When have you seen a secret revealed and wondered how you could have missed it when it seems so apparent in hindsight?

Relationships
Lennie knows they are keeping a secret and let’s them hold on to it, “I’m glad the girls have one another, it’s a lonely journey otherwise and so I leave them with their secrets and the things they share. It bonds them and keeps them strong,” page 66

In addition, Lennie steps in like a father-figure or grandfather-figure offering Marnie and Nelly structure and discipline and nourishing food.  The more Lennie steps in to help the girls the more difficult it is for them to keep their secret from  him.  And the more Marnie is scared of the comforting relationship, “he’s been amazing to us and cares for us, but it scares me.  I don’t know why. Just does.” Why do you think Lennie’s care scares Marnie?

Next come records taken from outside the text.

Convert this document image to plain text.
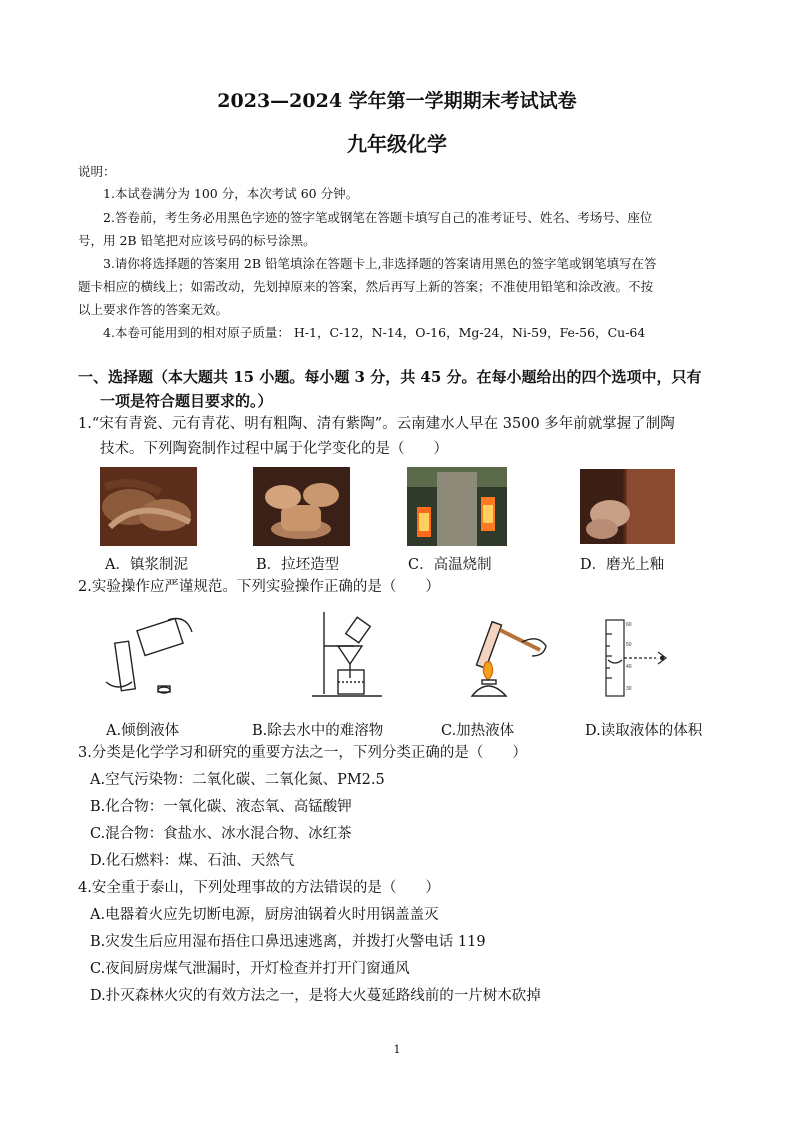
2023—2024 学年第一学期期末考试试卷
九年级化学
说明：
1.本试卷满分为 100 分，本次考试 60 分钟。
2.答卷前，考生务必用黑色字迹的签字笔或钢笔在答题卡填写自己的准考证号、姓名、考场号、座位
号，用 2B 铅笔把对应该号码的标号涂黑。
3.请你将选择题的答案用 2B 铅笔填涂在答题卡上,非选择题的答案请用黑色的签字笔或钢笔填写在答
题卡相应的横线上；如需改动，先划掉原来的答案，然后再写上新的答案；不准使用铅笔和涂改液。不按
以上要求作答的答案无效。
4.本卷可能用到的相对原子质量： H-1，C-12，N-14，O-16，Mg-24，Ni-59，Fe-56，Cu-64
一、选择题（本大题共 15 小题。每小题 3 分，共 45 分。在每小题给出的四个选项中，只有
一项是符合题目要求的。）
1.“宋有青瓷、元有青花、明有粗陶、清有紫陶”。云南建水人早在 3500 多年前就掌握了制陶
技术。下列陶瓷制作过程中属于化学变化的是（　　）
A．镇浆制泥	B．拉坯造型	C．高温烧制	D．磨光上釉
2.实验操作应严谨规范。下列实验操作正确的是（　　）
60
50
40
30
A.倾倒液体	B.除去水中的难溶物	C.加热液体	D.读取液体的体积
3.分类是化学学习和研究的重要方法之一，下列分类正确的是（　　）
A.空气污染物：二氧化碳、二氧化氮、PM2.5
B.化合物：一氧化碳、液态氧、高锰酸钾
C.混合物：食盐水、冰水混合物、冰红茶
D.化石燃料：煤、石油、天然气
4.安全重于泰山，下列处理事故的方法错误的是（　　）
A.电器着火应先切断电源，厨房油锅着火时用锅盖盖灭
B.灾发生后应用湿布捂住口鼻迅速逃离，并拨打火警电话 119
C.夜间厨房煤气泄漏时，开灯检查并打开门窗通风
D.扑灭森林火灾的有效方法之一，是将大火蔓延路线前的一片树木砍掉
1
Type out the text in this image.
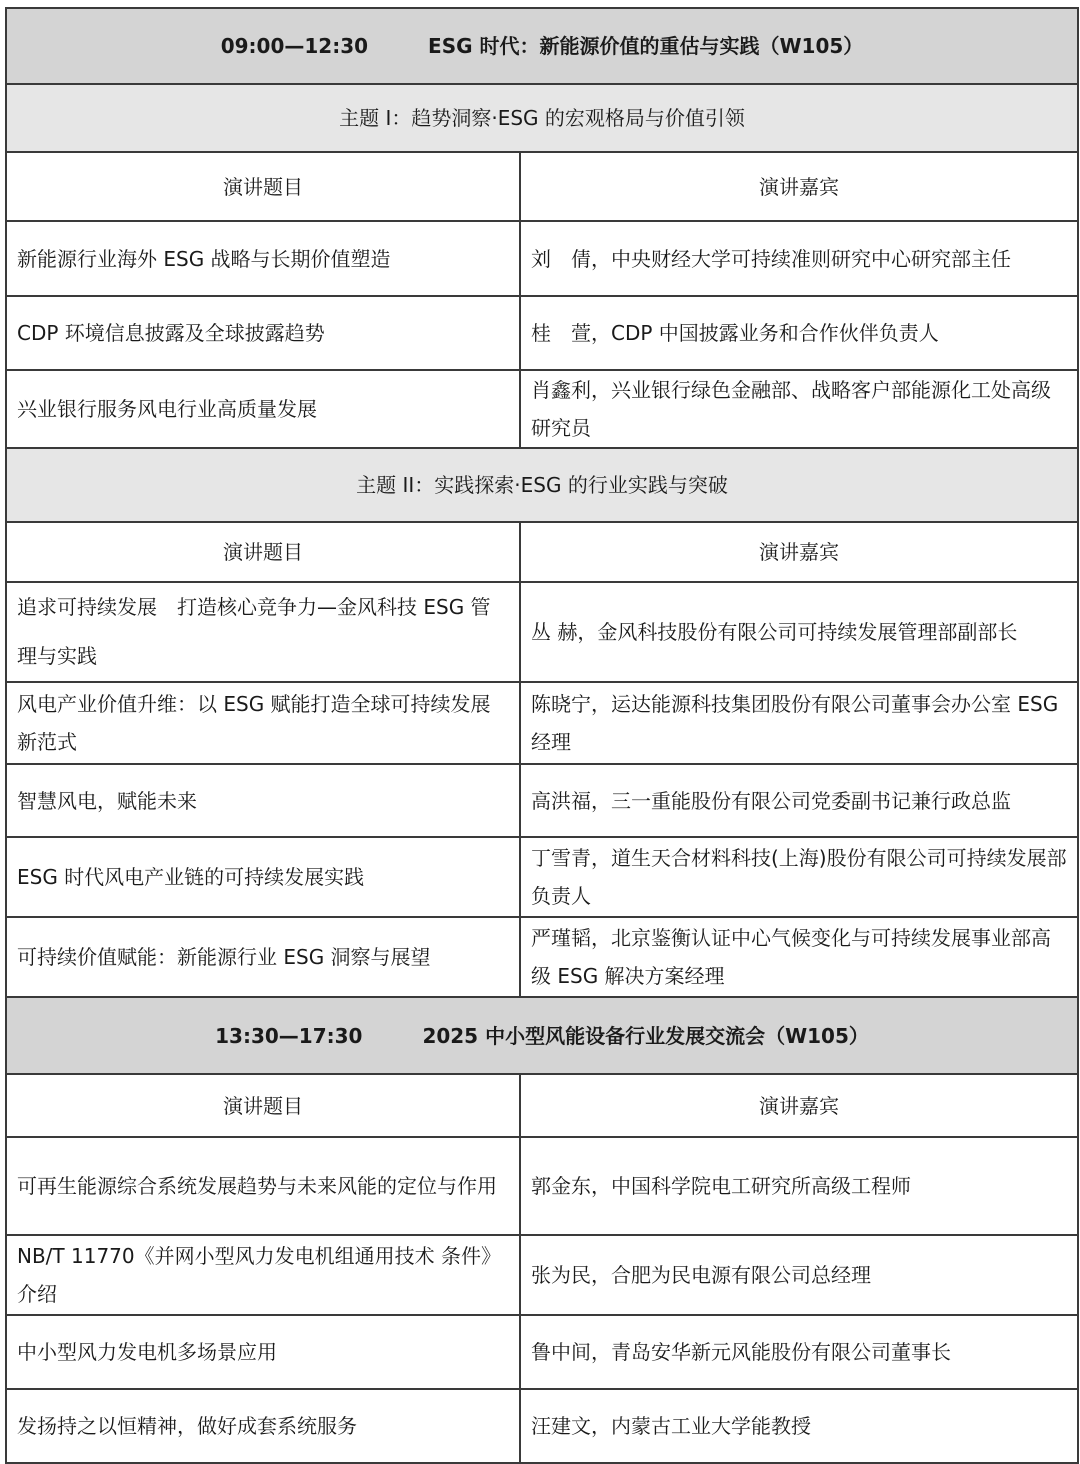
09:00—12:30 ESG 时代：新能源价值的重估与实践（W105）	
主题 I：趋势洞察·ESG 的宏观格局与价值引领	
演讲题目	演讲嘉宾
新能源行业海外 ESG 战略与长期价值塑造	刘　倩，中央财经大学可持续准则研究中心研究部主任
CDP 环境信息披露及全球披露趋势	桂　萱，CDP 中国披露业务和合作伙伴负责人
兴业银行服务风电行业高质量发展	肖鑫利，兴业银行绿色金融部、战略客户部能源化工处高级研究员
主题 II：实践探索·ESG 的行业实践与突破	
演讲题目	演讲嘉宾
追求可持续发展　打造核心竞争力—金风科技 ESG 管理与实践	丛 赫，金风科技股份有限公司可持续发展管理部副部长
风电产业价值升维：以 ESG 赋能打造全球可持续发展新范式	陈晓宁，运达能源科技集团股份有限公司董事会办公室 ESG 经理
智慧风电，赋能未来	高洪福，三一重能股份有限公司党委副书记兼行政总监
ESG 时代风电产业链的可持续发展实践	丁雪青，道生天合材料科技(上海)股份有限公司可持续发展部负责人
可持续价值赋能：新能源行业 ESG 洞察与展望	严瑾韬，北京鉴衡认证中心气候变化与可持续发展事业部高级 ESG 解决方案经理
13:30—17:30 2025 中小型风能设备行业发展交流会（W105）	
演讲题目	演讲嘉宾
可再生能源综合系统发展趋势与未来风能的定位与作用	郭金东，中国科学院电工研究所高级工程师
NB/T 11770《并网小型风力发电机组通用技术 条件》介绍	张为民，合肥为民电源有限公司总经理
中小型风力发电机多场景应用	鲁中间，青岛安华新元风能股份有限公司董事长
发扬持之以恒精神，做好成套系统服务	汪建文，内蒙古工业大学能教授
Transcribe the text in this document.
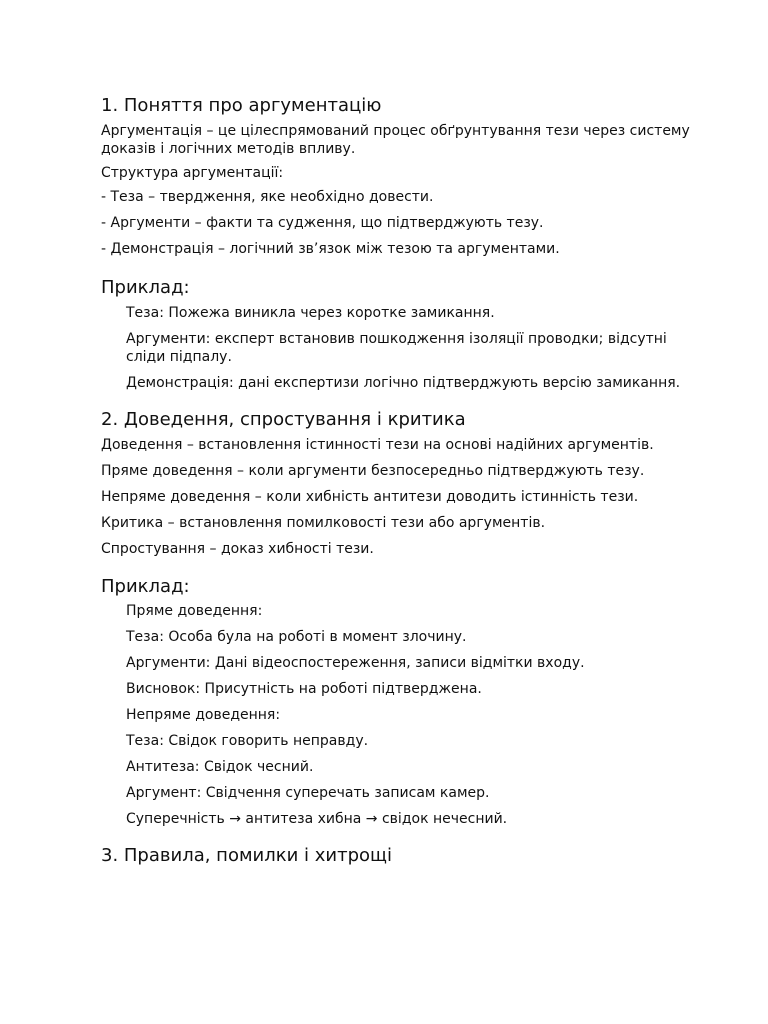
1. Поняття про аргументацію

Аргументація – це цілеспрямований процес обґрунтування тези через систему доказів і логічних методів впливу.

Структура аргументації:

- Теза – твердження, яке необхідно довести.

- Аргументи – факти та судження, що підтверджують тезу.

- Демонстрація – логічний зв’язок між тезою та аргументами.

Приклад:

Теза: Пожежа виникла через коротке замикання.

Аргументи: експерт встановив пошкодження ізоляції проводки; відсутні сліди підпалу.

Демонстрація: дані експертизи логічно підтверджують версію замикання.

2. Доведення, спростування і критика

Доведення – встановлення істинності тези на основі надійних аргументів.

Пряме доведення – коли аргументи безпосередньо підтверджують тезу.

Непряме доведення – коли хибність антитези доводить істинність тези.

Критика – встановлення помилковості тези або аргументів.

Спростування – доказ хибності тези.

Приклад:

Пряме доведення:

Теза: Особа була на роботі в момент злочину.

Аргументи: Дані відеоспостереження, записи відмітки входу.

Висновок: Присутність на роботі підтверджена.

Непряме доведення:

Теза: Свідок говорить неправду.

Антитеза: Свідок чесний.

Аргумент: Свідчення суперечать записам камер.

Суперечність → антитеза хибна → свідок нечесний.

3. Правила, помилки і хитрощі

How is the relationships the girls share as sisters stronger or more tenuous than the relationships Marnie has with Mick and Kirkland, Susie and Kimbo, Gramps and Lennie?

End of Life
As Lennie faces his death, he considers, “I have much to organize now. Affairs to get in order a life to tidy away… I hope to die in my sleep, Joseph, not knowing , just closing my eyes and forgetting the things I am leaving behind.  I don’t want to die with my heart breaking.  I don’t want to die at all.” page 161

How do you want to die?  Do you have things to get in order?  Relationships to mend?  Conversations to share?

Quotes
“In my mind I snapped this image and store it in my memory.” page 234.  How often I have done the same and find that those times I conscientiously hold onto an image are some of my strongest visual memories. page 234

"Courage is what is needed now, courage and stealth, for there is much to fight for and much to let go,”  page 235. How often we confuse what we need to fight for and what we need to let go, and in both cases much courage is required.

"It's actually difficult hiding bodies and money,” page 235. There is a great deal of humor in this book despite the horrors each character is managing.

"People carrying righteousness like a handbag are dangerous." So true.